3 game-changing resolutions

A look at the reforms the restaurant industry could use as we enter 2017.
start 2017

You chuckleheads merely have to pledge feats like losing 50 pounds or being nicer to the one-headed dragon known as Significant Other’s mom. Fate has thrust the moonshot upon me of drafting New Year’s resolutions for the whole restaurant industry, and the standbys of cussing less often or learning conversational Swedish are way too faint. I don’t have to tell you how much reform the business needs right now to correct its act in 2017. 

But indulge me. Take a look at these resolutions that obviously have to be on the list. 

Stop prank calling the unions.

Actually, it’s the gloating that needs to halt. Just weeks ago, federal regulators were giving organized labor everything short of a magic ray gun to ease unionization of the business. Then President-elect Trump picked one of the industry’s own to be Secretary of Labor. While leading the company that runs the Carl’s Jr. and Hardee’s quick-service chains, Andy Puzder found time to speak out in op-eds and on talk shows against some of the more outrageous concessions that had been thrown labor’s way. He was very politically incorrect in blasting calls for a so-called living wage, and spoke with evident longing of robots’ business advantages.

With that mindset in place, restaurateurs and other employers suddenly wield the upper hand. No longer do they need to fear the bullies.

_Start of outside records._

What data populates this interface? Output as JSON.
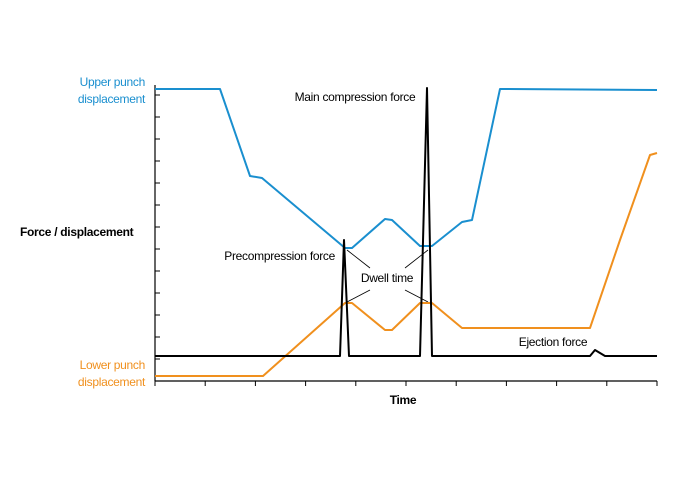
{
  "labels": {
    "upper_punch": [
      "Upper punch",
      "displacement"
    ],
    "lower_punch": [
      "Lower punch",
      "displacement"
    ],
    "y_axis": "Force / displacement",
    "x_axis": "Time",
    "main_compression": "Main compression force",
    "precompression": "Precompression force",
    "dwell_time": "Dwell time",
    "ejection": "Ejection force"
  }
}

Stop. Talking. To. Customers.

After a few hundred years of warmly greeting guests or bidding them farewell with a “Thank you!” or “Come again!”—this is a hard habit to break.  Fortunately, some of the best artificial minds in the business are working on the problem. Witness the service innovations unveiled last month by Amazon, which coined the new service motto Just Walk Out, the model used in its first restaurant, Amazon Go. Patrons activate a phone app, take the grab-and-go foods they want, then bolt, without ever letting another human come between them and their precious smartphones.

Amazon Go is still in test. Already rolled out to every location of the Sam’s club-store chain is a new cashierless service model called Scan & Go, whereby patrons use their phones to snap products’ pricing codes, then walk out without any human interaction. Computer intelligence handles the settling up.

Kit it out.

Eight percent of consumers and 20% of families with children now buy meal kits, according to a report released last year by the research firm Acosta. Facing that sort of a threat, some restaurateurs are figuring that joining the pack is better than getting overrun by it.
They’re pushing into the market with kits of their own—usually meals that are prepped for pickup, with little work required other than combining components and heating what’s to be served hot.

The Portillo’s hot dog chain, for instance, started a meal subscription service right before the holidays. For a dollar a day (the $365 is due upfront), subscribers get meal fixings for eight to 10 people every other month. The work expected of customers is light—usually baking off some buns, or reheating a few things.

If hopping aboard the trend sounds daunting, consider how much easier it’d be than shedding 50 pounds or going to the gym more often.